Imagine a big dinner where everyone contributes something. Someone brings bread, someone cooks a stew, someone arranges music and someone brings wine. The atmosphere is good. There is community, laughter and the feeling that this is something we are doing together.
In the middle of the dinner, someone stands up and says that they now want to start charging for serving the food. Not the whole meal, just parts of it. And they also want to decide how the dinner will be organized in the future because they have invested the most.
There is silence.
Not because it is unreasonable for someone to want to make money from their work. But because something is rubbing off. Who really owns the dinner?
This is basically the same question that arises in the relationship between the common and the commercial.
Commons and commercialism are two different logics that must be reconciled
The common, often called the commons, is about resources, knowledge or infrastructures that are shared and managed together. It can be anything from open digital platforms to shared natural resources or knowledge systems.
Commercial is about creating value that can be converted into revenue. It requires focus, efficiency and incentives to invest, develop and scale.
At first glance, these two worlds may seem incompatible. One is based on sharing, the other on ownership. One on openness, the other on competition.
But the reality is more interesting than that.
The common must set the rules
If we return to dinner, it is obvious that something must be defined from the beginning. What is common and what is not?
This is crucial. If the common does not have a clear framework, there is a risk that it will gradually be taken over by commercial interests. Not necessarily out of malice, but because commercial has an inherent drive to expand where there is value.
The common therefore does not just need to exist. It needs to govern processes. It needs to define what is open, what is shared and what rules apply to use and development.
In the open source world, we see this clearly. Licenses define what can be done, how code can be used and what must be shared back. It is not a limitation. It is a protection for the common.
The commercial must be allowed to make money
At the same time, there is a naivety in believing that everything can be completely open without commercial incentives.
Development, maintenance and scaling require resources. Time, expertise and capital. Without the possibility of making money, the common risks remaining at the mercy of good intentions.
The commercial contributes something crucial. Focus, pace and willingness to invest.
But here comes the important balance. The commercial needs to have something to make money from, but not at the expense of the common.
It can be about services on top of a common platform, about implementation, support or specialization. Value is created in the interaction, not in taking over what is common.
The requirement to give back
One of the most critical principles in this relationship is that there must be a mechanism for giving back.
If companies build their businesses on the commons without contributing back, a classic problem arises.
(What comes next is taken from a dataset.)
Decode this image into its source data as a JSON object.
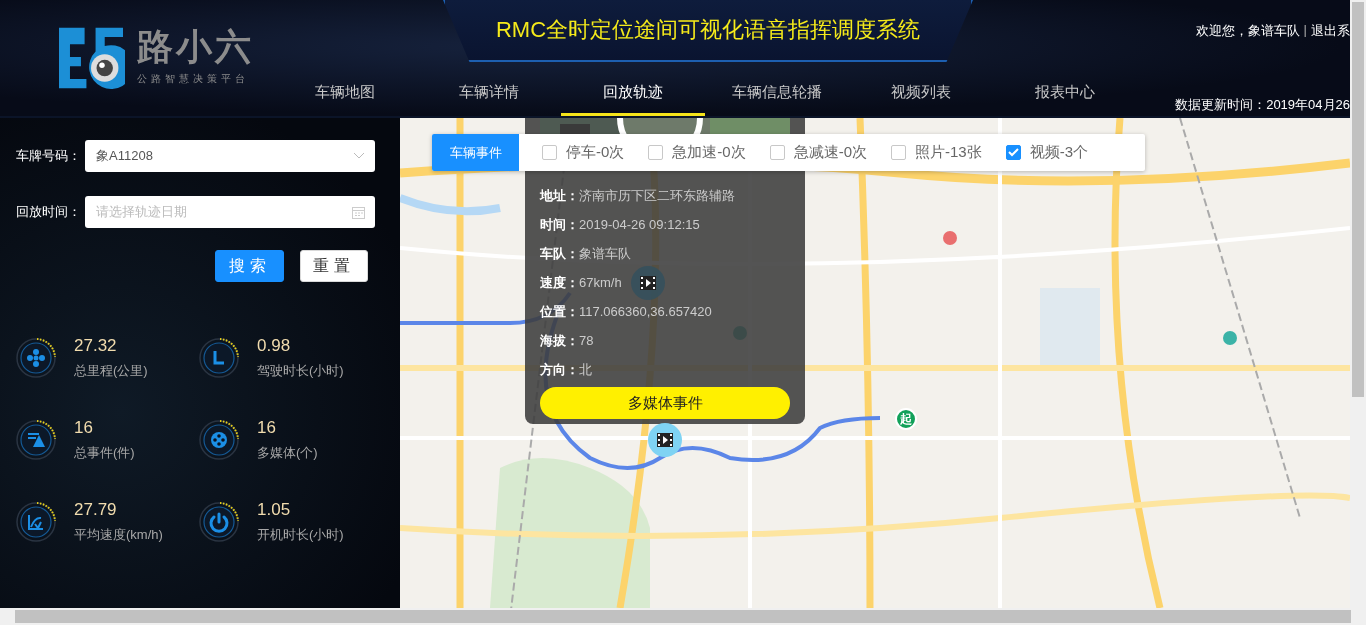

Some contribute, others benefit. In the end, the system is eroded.
This is something that many open source communities have struggled with. Large companies use open solutions, make money from them, but contribute minimally in return.
Therefore, the requirement for feedback becomes central. It can be in the form of code, resources, funding or knowledge. The point is that the commons continue to grow.
This is where the relationship goes from being exploitative to becoming symbiotic.
Power relations and the difficult but crucial question
We also need to talk about power. Because money means power. And the commercial often has more of it.
If nothing is actively done, the balance of power will shift. Decisions will start to be made based on commercial interests rather than common needs.
This is not a moral issue. It is a systemic issue.
Therefore, structures are needed that balance power. Governance models, clear roles and sometimes legal structures that ensure that the common cannot be bought up, taken over or changed unilaterally.
Relationship agreements are an interesting tool here. By defining how the collaboration should work, how decisions are made and how conflicts are handled, a stable foundation is created. It is not just about what you do, but how you are together.
The starting point and why public funding is often needed
An aspect that is often overlooked is how these systems actually get started.
In many cases, an initial investment is required that does not immediately yield a return. Building something common, defining structures and creating trust takes time.
Public funding often plays a crucial role here. By investing in the common without requiring an immediate return, you can create a platform where both common and commercial actors can operate.
This also provides an important advantage. The conditions can be set from the beginning. The common can define the rules of the game before the commercial forces have full impact.
It’s a bit like setting the table before dinner starts, not after someone has already started taking over the kitchen.
The role of leadership in making it work
Creating this balance is not a self-sufficient process. It requires leadership.
In the beginning, it’s about setting direction, defining principles and building trust. To dare to stand up for the common while inviting the commercial.
Later, it’s more about maintenance. To adjust, balance and manage tensions. Because they will arise.
It’s a leadership that requires both clarity and humility. Clarity about what matters. Humility in the face of the fact that different logics must coexist.
When it works and when it doesn’t
When this relationship works, something powerful arises. The common creates a stable foundation. The commercial drives development and spread. Together they create more than either of them could do alone.
This is where the expression that one plus one makes three actually makes sense.
But when it doesn’t work, we see the opposite. Either a commons that stagnates because it lacks resources, or a commercial system that erodes the commons until there is nothing left to build on.
One presupposes the other
Perhaps the most important insight is that the relationship between commons and commercial forces is not about choosing sides.
It is about designing the interaction.
Because the commons without commercial driving forces risk becoming slow and vulnerable. And the commercial without a strong commons risk becoming short-sighted and exploitative.
The question is not whether they should coexist.
The question is who sets the rules for how they do it.